While Clarke was revelling in his role as vice-captain and refreshed after two months away from the game, Haddin was also enjoying his new position as Australia's permanent No. 7. He wanted the runs to keep flowing, matching Clarke with a couple of cover-drives and punishing anything short with pulls, cuts and a willingness to go over the top.

Their 64-run partnership subdued West Indies after they managed two wickets early in the first half of the session; a good result following an opening day on which they only picked up three. Katich had not added to his overnight score of 113 when he got a slightly misdirected inswinger from Jerome Taylor, the movement taking it down leg and as Katich tried to glance he feathered to Denesh Ramdin, who took a good catch moving to his right.

Andrew Symonds also fell to a leg-side caught-behind for 18 after Fidel Edwards pushed him onto the back foot with a couple of short deliveries that found some extra bounce. Symonds tried to flick some easy runs through but the ball ran off the face and Ramdin completed another nifty take, this time moving to his left.

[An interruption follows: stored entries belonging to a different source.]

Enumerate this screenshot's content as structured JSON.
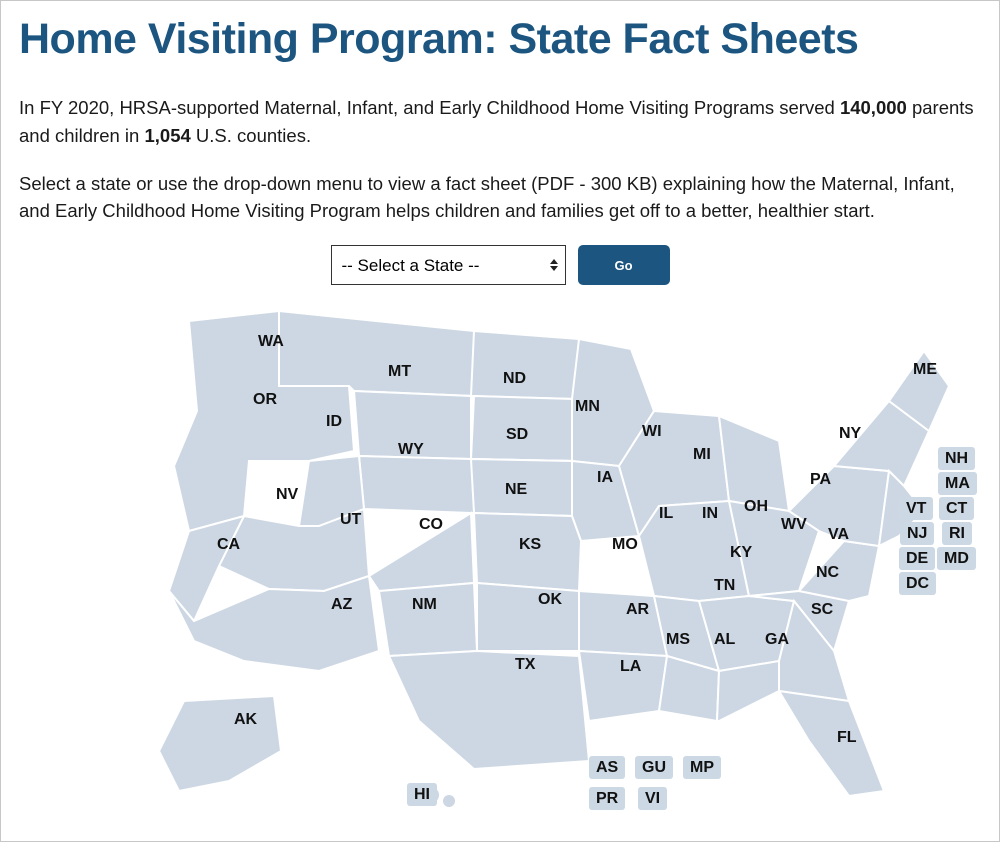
{
  "title": "Home Visiting Program: State Fact Sheets",
  "intro": {
    "prefix": "In FY 2020, HRSA-supported Maternal, Infant, and Early Childhood Home Visiting Programs served ",
    "served": "140,000",
    "middle": " parents and children in ",
    "counties": "1,054",
    "suffix": " U.S. counties."
  },
  "instructions": "Select a state or use the drop-down menu to view a fact sheet (PDF - 300 KB) explaining how the Maternal, Infant, and Early Childhood Home Visiting Program helps children and families get off to a better, healthier start.",
  "controls": {
    "select_placeholder": "-- Select a State --",
    "go_label": "Go"
  },
  "states_on_map": {
    "WA": "WA",
    "OR": "OR",
    "CA": "CA",
    "NV": "NV",
    "ID": "ID",
    "MT": "MT",
    "WY": "WY",
    "UT": "UT",
    "AZ": "AZ",
    "CO": "CO",
    "NM": "NM",
    "ND": "ND",
    "SD": "SD",
    "NE": "NE",
    "KS": "KS",
    "OK": "OK",
    "TX": "TX",
    "MN": "MN",
    "IA": "IA",
    "MO": "MO",
    "AR": "AR",
    "LA": "LA",
    "WI": "WI",
    "IL": "IL",
    "MS": "MS",
    "MI": "MI",
    "IN": "IN",
    "OH": "OH",
    "KY": "KY",
    "TN": "TN",
    "AL": "AL",
    "GA": "GA",
    "FL": "FL",
    "SC": "SC",
    "NC": "NC",
    "WV": "WV",
    "VA": "VA",
    "PA": "PA",
    "NY": "NY",
    "ME": "ME",
    "AK": "AK",
    "HI": "HI"
  },
  "chips_east": {
    "NH": "NH",
    "MA": "MA",
    "VT": "VT",
    "CT": "CT",
    "NJ": "NJ",
    "RI": "RI",
    "DE": "DE",
    "MD": "MD",
    "DC": "DC"
  },
  "territories": {
    "AS": "AS",
    "GU": "GU",
    "MP": "MP",
    "PR": "PR",
    "VI": "VI"
  },
  "colors": {
    "map_fill": "#ccd7e3",
    "map_stroke": "#ffffff",
    "accent": "#1b5580"
  }
}
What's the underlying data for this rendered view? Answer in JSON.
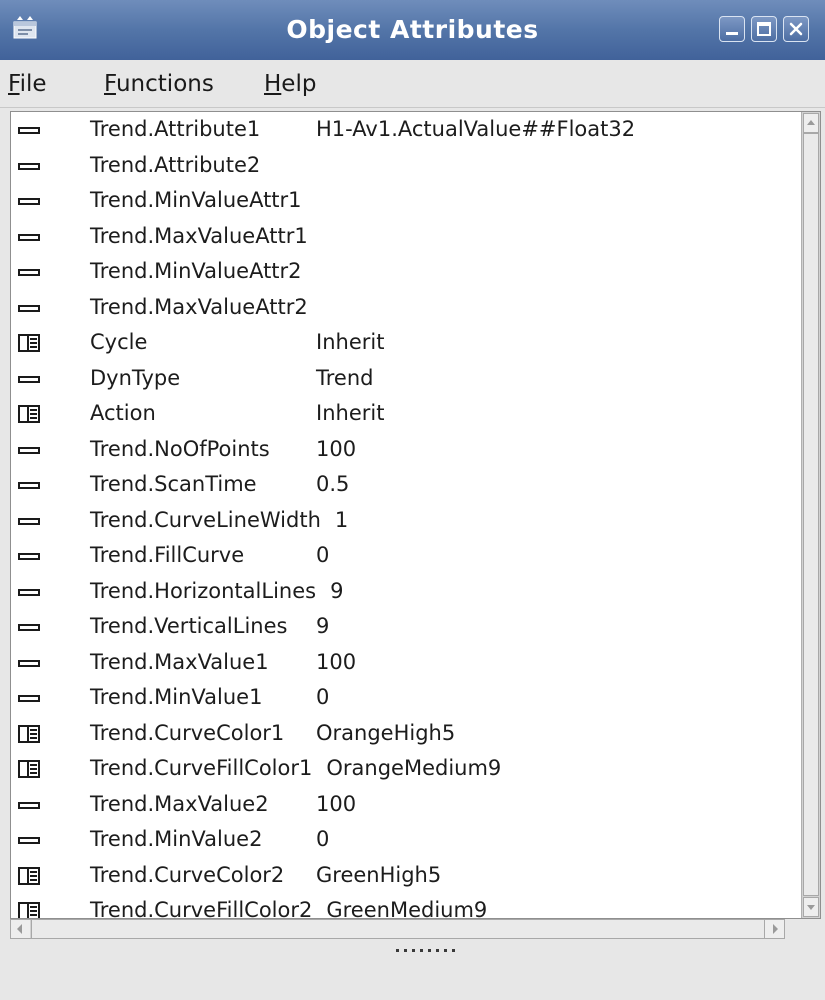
{
  "window": {
    "title": "Object Attributes",
    "app_icon": "app-window-icon",
    "controls": [
      "minimize-icon",
      "maximize-icon",
      "close-icon"
    ]
  },
  "menubar": {
    "items": [
      {
        "mnemonic": "F",
        "rest": "ile"
      },
      {
        "mnemonic": "F",
        "rest": "unctions"
      },
      {
        "mnemonic": "H",
        "rest": "elp"
      }
    ]
  },
  "attributes": [
    {
      "name": "Trend.Attribute1",
      "value": "H1-Av1.ActualValue##Float32",
      "icon": "attribute-icon",
      "value_x": 305
    },
    {
      "name": "Trend.Attribute2",
      "value": "",
      "icon": "attribute-icon"
    },
    {
      "name": "Trend.MinValueAttr1",
      "value": "",
      "icon": "attribute-icon"
    },
    {
      "name": "Trend.MaxValueAttr1",
      "value": "",
      "icon": "attribute-icon"
    },
    {
      "name": "Trend.MinValueAttr2",
      "value": "",
      "icon": "attribute-icon"
    },
    {
      "name": "Trend.MaxValueAttr2",
      "value": "",
      "icon": "attribute-icon"
    },
    {
      "name": "Cycle",
      "value": "Inherit",
      "icon": "enum-attribute-icon"
    },
    {
      "name": "DynType",
      "value": "Trend",
      "icon": "attribute-icon"
    },
    {
      "name": "Action",
      "value": "Inherit",
      "icon": "enum-attribute-icon"
    },
    {
      "name": "Trend.NoOfPoints",
      "value": "100",
      "icon": "attribute-icon"
    },
    {
      "name": "Trend.ScanTime",
      "value": "0.5",
      "icon": "attribute-icon"
    },
    {
      "name": "Trend.CurveLineWidth",
      "value": "1",
      "icon": "attribute-icon"
    },
    {
      "name": "Trend.FillCurve",
      "value": "0",
      "icon": "attribute-icon"
    },
    {
      "name": "Trend.HorizontalLines",
      "value": "9",
      "icon": "attribute-icon"
    },
    {
      "name": "Trend.VerticalLines",
      "value": "9",
      "icon": "attribute-icon"
    },
    {
      "name": "Trend.MaxValue1",
      "value": "100",
      "icon": "attribute-icon"
    },
    {
      "name": "Trend.MinValue1",
      "value": "0",
      "icon": "attribute-icon"
    },
    {
      "name": "Trend.CurveColor1",
      "value": "OrangeHigh5",
      "icon": "enum-attribute-icon"
    },
    {
      "name": "Trend.CurveFillColor1",
      "value": "OrangeMedium9",
      "icon": "enum-attribute-icon"
    },
    {
      "name": "Trend.MaxValue2",
      "value": "100",
      "icon": "attribute-icon"
    },
    {
      "name": "Trend.MinValue2",
      "value": "0",
      "icon": "attribute-icon"
    },
    {
      "name": "Trend.CurveColor2",
      "value": "GreenHigh5",
      "icon": "enum-attribute-icon"
    },
    {
      "name": "Trend.CurveFillColor2",
      "value": "GreenMedium9",
      "icon": "enum-attribute-icon"
    }
  ],
  "colors": {
    "titlebar": "#5375a8",
    "window_bg": "#e7e7e7",
    "list_bg": "#ffffff",
    "text": "#1c1c1c"
  }
}
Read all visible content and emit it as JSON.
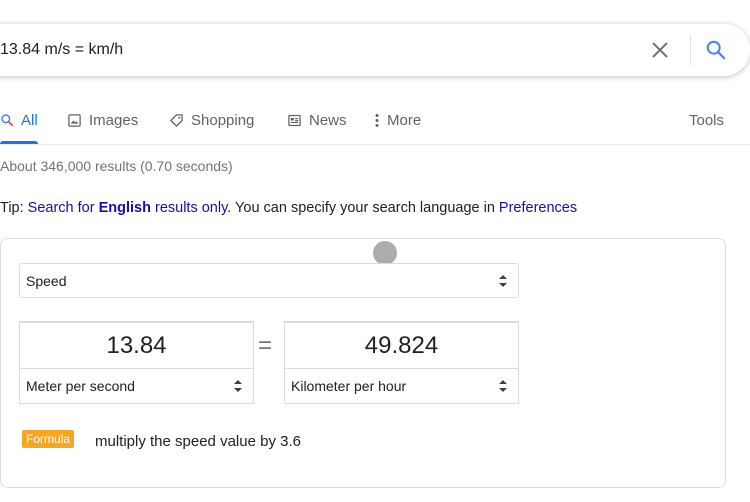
{
  "search": {
    "query": "13.84 m/s = km/h",
    "clear_icon": "close-icon",
    "search_icon": "search-icon"
  },
  "tabs": [
    {
      "label": "All",
      "icon": "search-icon",
      "active": true
    },
    {
      "label": "Images",
      "icon": "image-icon",
      "active": false
    },
    {
      "label": "Shopping",
      "icon": "tag-icon",
      "active": false
    },
    {
      "label": "News",
      "icon": "newspaper-icon",
      "active": false
    },
    {
      "label": "More",
      "icon": "more-vertical-icon",
      "active": false
    }
  ],
  "tools_label": "Tools",
  "result_stats": "About 346,000 results (0.70 seconds)",
  "tip": {
    "prefix": "Tip: ",
    "link_before": "Search for ",
    "bold": "English",
    "link_after": " results only",
    "middle": ". You can specify your search language in ",
    "preferences": "Preferences"
  },
  "converter": {
    "category": "Speed",
    "from_value": "13.84",
    "to_value": "49.824",
    "equals": "=",
    "from_unit": "Meter per second",
    "to_unit": "Kilometer per hour",
    "formula_label": "Formula",
    "formula_text": "multiply the speed value by 3.6"
  },
  "colors": {
    "accent": "#1a73e8",
    "link": "#1a0dab",
    "badge": "#f6a623"
  }
}
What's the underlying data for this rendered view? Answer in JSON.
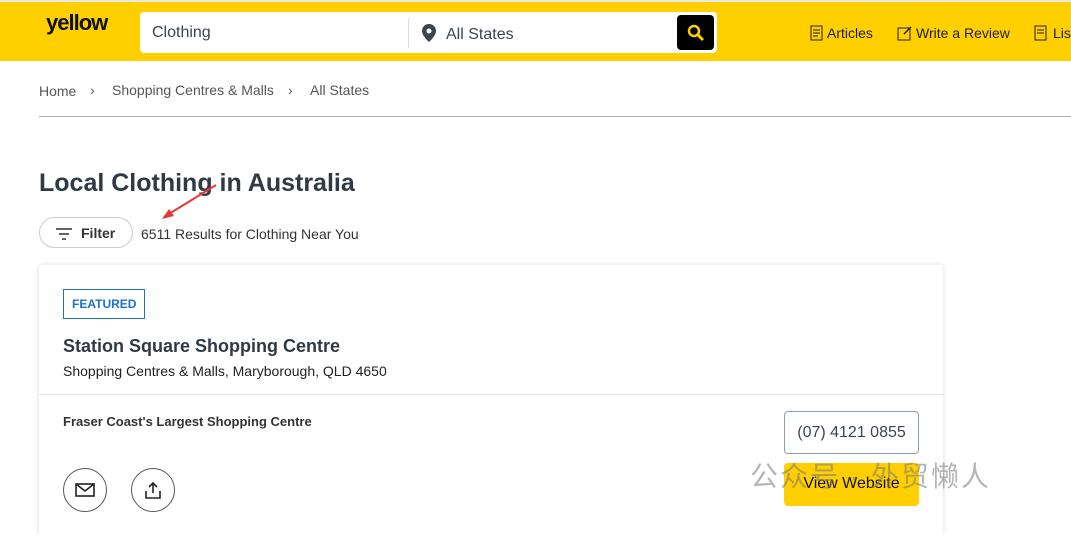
{
  "header": {
    "logo": "yellow",
    "search_query": "Clothing",
    "location": "All States",
    "nav": [
      {
        "label": "Articles",
        "icon": "articles-icon"
      },
      {
        "label": "Write a Review",
        "icon": "edit-icon"
      },
      {
        "label": "Lis",
        "icon": "listing-icon"
      }
    ]
  },
  "breadcrumb": [
    "Home",
    "Shopping Centres & Malls",
    "All States"
  ],
  "page_title": "Local Clothing in Australia",
  "filter_label": "Filter",
  "results_text": "6511 Results for Clothing Near You",
  "listing": {
    "badge": "FEATURED",
    "name": "Station Square Shopping Centre",
    "address": "Shopping Centres & Malls, Maryborough, QLD 4650",
    "tagline": "Fraser Coast's Largest Shopping Centre",
    "phone": "(07) 4121 0855",
    "website_label": "View Website"
  },
  "watermark": "公众号 · 外贸懒人",
  "colors": {
    "brand": "#ffcf00",
    "badge": "#1a73c8"
  }
}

But the leg-side chance that could have meant most to West Indies came in the next over when Clarke, who had 63 at the time, made better contact with a stray Taylor ball and Ramdin fumbled a tough but gettable opportunity. Clarke immediately made West Indies pay with one of his best shots of the day when he walked at Taylor and turned a good ball into half-volley to send a cover-drive rocketing to the boundary. By lunch the miss had already been costly; the remainder of the day will determine just how much Ramdin will regret the dropped chance.